もし、未使用残高が1000万円以下の場合、発行保証金を供託する義務がないのだ。
そのため、消費者がチャージした分の残金は、その消費者が発行者に預けた金、別な言い方をすると「前払い金として預けた」金、もしくは「貸した」金ということになり、発行事業者(店)に対して返済を請求することになるのだ。
また、先の発行保証金の対象となっている場合でも法律上は2分の1は保証金の供託分から返還でき得るのだが、不足分については、発行店に対して返済を請求をしなければならない。
ちょっと面倒なことになるし、残金額がどのくらいあるのかによっても返還請求のメリットがあるのかという問題もあるので、泣き寝入りしてしまうことも多いようだ。
|電子マネーとクレジットカードの違いとは?
電子マネーとクレジットカードにはいくつか異なる点がある。
電子マネーには、スマホアプリやカードにチャージしたお金を使用する「プリペイド型」や、使用した金額を後払いする「ポストペイ型」といわれるものなどがあることは最初に記載した。
クレジットカードは、後払いシステムで、一旦クレジットカード会社が代行して支払いを済ませ、ユーザーは後日にまとめて支払うので、電子マネーでいう「ポストペイ型」のようなものになる。
また、電子マネーを利用する際には審査の必要はないが、クレジットカードを利用する場合は審査を受ける必要があり、一定の要件を満たさないと審査が通らないのだ。

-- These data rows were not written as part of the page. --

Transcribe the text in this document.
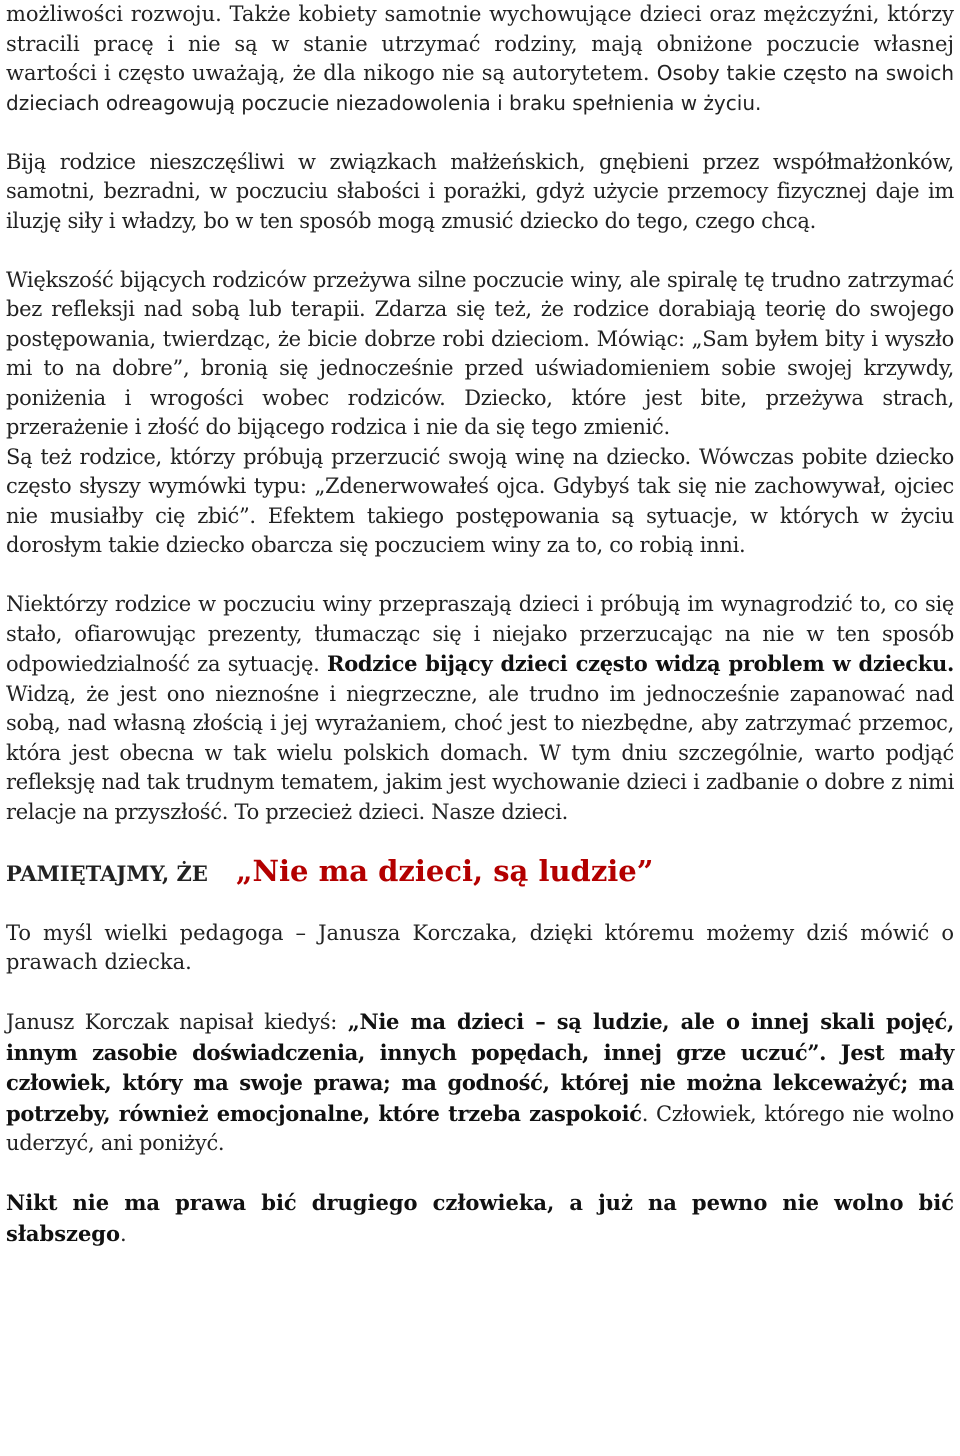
możliwości rozwoju. Także kobiety samotnie wychowujące dzieci oraz mężczyźni, którzy stracili pracę i nie są w stanie utrzymać rodziny, mają obniżone poczucie własnej wartości i często uważają, że dla nikogo nie są autorytetem. Osoby takie często na swoich dzieciach odreagowują poczucie niezadowolenia i braku spełnienia w życiu.

Biją rodzice nieszczęśliwi w związkach małżeńskich, gnębieni przez współmałżonków, samotni, bezradni, w poczuciu słabości i porażki, gdyż użycie przemocy fizycznej daje im iluzję siły i władzy, bo w ten sposób mogą zmusić dziecko do tego, czego chcą.

Większość bijących rodziców przeżywa silne poczucie winy, ale spiralę tę trudno zatrzymać bez refleksji nad sobą lub terapii. Zdarza się też, że rodzice dorabiają teorię do swojego postępowania, twierdząc, że bicie dobrze robi dzieciom. Mówiąc: „Sam byłem bity i wyszło mi to na dobre”, bronią się jednocześnie przed uświadomieniem sobie swojej krzywdy, poniżenia i wrogości wobec rodziców. Dziecko, które jest bite, przeżywa strach, przerażenie i złość do bijącego rodzica i nie da się tego zmienić.

Są też rodzice, którzy próbują przerzucić swoją winę na dziecko. Wówczas pobite dziecko często słyszy wymówki typu: „Zdenerwowałeś ojca. Gdybyś tak się nie zachowywał, ojciec nie musiałby cię zbić”. Efektem takiego postępowania są sytuacje, w których w życiu dorosłym takie dziecko obarcza się poczuciem winy za to, co robią inni.

Niektórzy rodzice w poczuciu winy przepraszają dzieci i próbują im wynagrodzić to, co się stało, ofiarowując prezenty, tłumacząc się i niejako przerzucając na nie w ten sposób odpowiedzialność za sytuację. Rodzice bijący dzieci często widzą problem w dziecku. Widzą, że jest ono nieznośne i niegrzeczne, ale trudno im jednocześnie zapanować nad sobą, nad własną złością i jej wyrażaniem, choć jest to niezbędne, aby zatrzymać przemoc, która jest obecna w tak wielu polskich domach. W tym dniu szczególnie, warto podjąć refleksję nad tak trudnym tematem, jakim jest wychowanie dzieci i zadbanie o dobre z nimi relacje na przyszłość. To przecież dzieci. Nasze dzieci.

PAMIĘTAJMY, ŻE „Nie ma dzieci, są ludzie”

To myśl wielki pedagoga – Janusza Korczaka, dzięki któremu możemy dziś mówić o prawach dziecka.

Janusz Korczak napisał kiedyś: „Nie ma dzieci – są ludzie, ale o innej skali pojęć, innym zasobie doświadczenia, innych popędach, innej grze uczuć”. Jest mały człowiek, który ma swoje prawa; ma godność, której nie można lekceważyć; ma potrzeby, również emocjonalne, które trzeba zaspokoić. Człowiek, którego nie wolno uderzyć, ani poniżyć.

Nikt nie ma prawa bić drugiego człowieka, a już na pewno nie wolno bić słabszego.
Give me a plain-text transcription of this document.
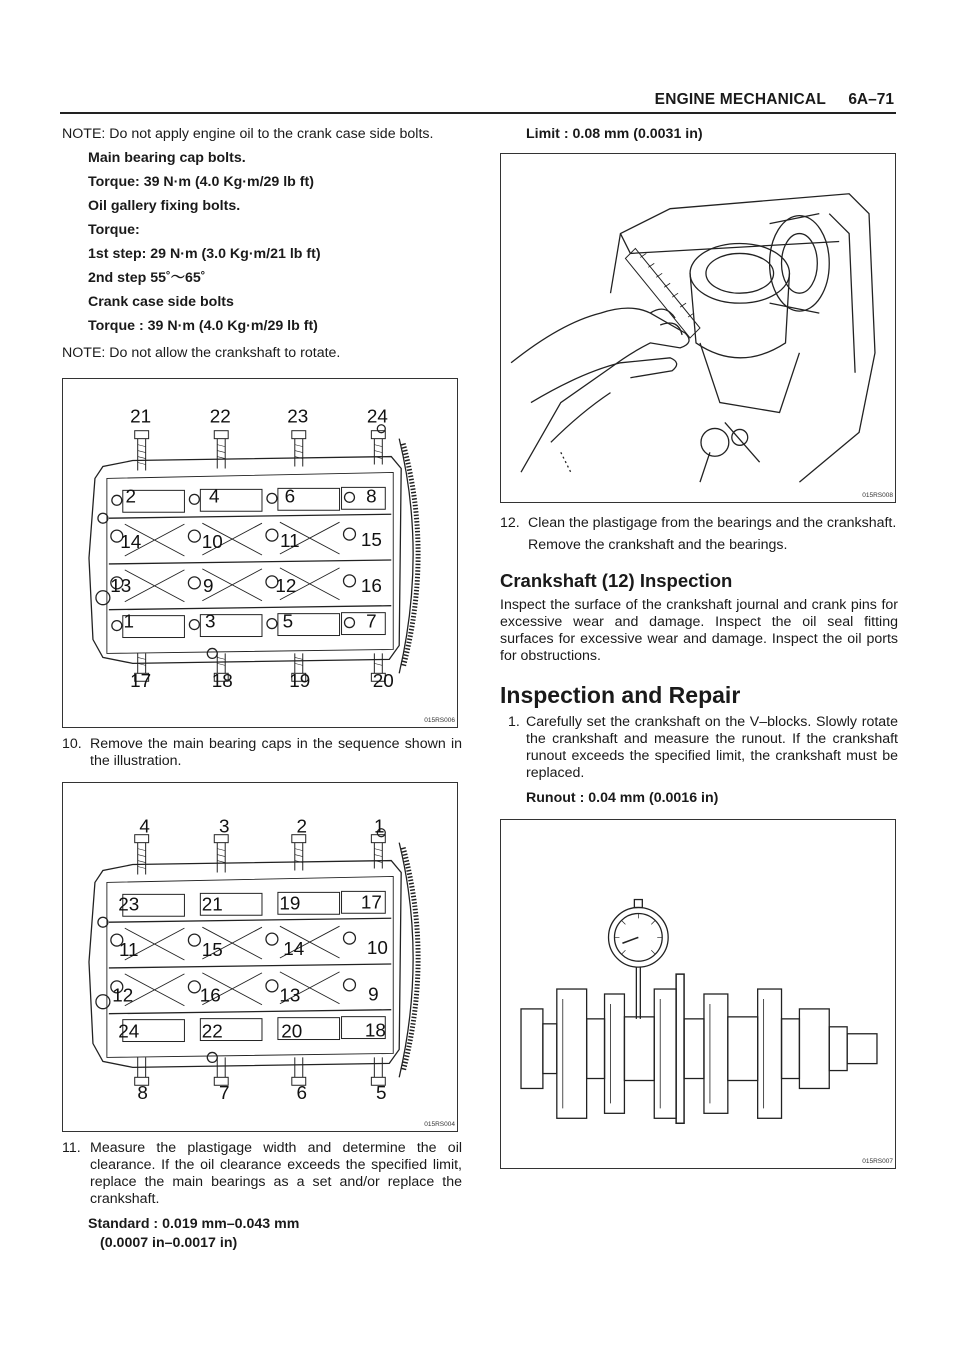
ENGINE MECHANICAL 6A–71

NOTE: Do not apply engine oil to the crank case side bolts.

Main bearing cap bolts.

Torque: 39 N·m (4.0 Kg·m/29 lb ft)

Oil gallery fixing bolts.

Torque:

1st step: 29 N·m (3.0 Kg·m/21 lb ft)

2nd step 55˚～65˚

Crank case side bolts

Torque : 39 N·m (4.0 Kg·m/29 lb ft)

NOTE: Do not allow the crankshaft to rotate.

21	22	23	24
2	4	6	8
14	10	11	15
13	9	12	16
1	3	5	7
17	18	19	20
015RS006
10. Remove the main bearing caps in the sequence shown in the illustration.
4	3	2	1
23	21	19	17
11	15	14	10
12	16	13	9
24	22	20	18
8	7	6	5
015RS004
11. Measure the plastigage width and determine the oil clearance. If the oil clearance exceeds the specified limit, replace the main bearings as a set and/or replace the crankshaft.

Standard : 0.019 mm–0.043 mm

(0.0007 in–0.0017 in)

Limit : 0.08 mm (0.0031 in)

015RS008
12. Clean the plastigage from the bearings and the crankshaft.

Remove the crankshaft and the bearings.

Crankshaft (12) Inspection

Inspect the surface of the crankshaft journal and crank pins for excessive wear and damage. Inspect the oil seal fitting surfaces for excessive wear and damage. Inspect the oil ports for obstructions.

Inspection and Repair
1. Carefully set the crankshaft on the V–blocks. Slowly rotate the crankshaft and measure the runout. If the crankshaft runout exceeds the specified limit, the crankshaft must be replaced.

Runout : 0.04 mm (0.0016 in)

015RS007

つまり、電子マネーは会員登録や身分確認を済ませるだけで誰でもすぐに利用できる。
|貯まったポイントは
店を利用したことで貯まるポイントなのだがその性格はというと・・・。
どうやら二種類あるようだ。
このポイントは、プリペイドカードと一体となって管理されて、電子マネーと同様に前払式支払手段としてあつかわれる場合と、電子マネーとは別に管理されてポイントは買い物に対して店が客に与える景品の一種という考え方もあるのだ。
つまり、ポイントが景品という位置づけになると、景品競争で事業者間の競争が不公正にならないように、景品表示法により一定の制約がなされることになる。
ポイントの位置づけや価値については、その店の発行規約を確認する必要があるのだ。
すなわち、前払式支払手段として加算されるのか、景品としてのポイントなのか、また景品の場合には請求権などの消費者保護手段を決めているかを確認しておくと良いかも。
|おわりに
スーパーなどのプリペイドカード方式の前払式支払手段の場合には、倒産などで事業主・発行者が発行をやめてしまうと、弁済されない場合もあるということだ。
倒産や閉店などはあまりないとは思うが、他の店舗まで行くことが困難な場合には、残念ながら放棄ということも考える必要があるのかもしれない。
いずれにしても規約等を確認しておくことが大事である。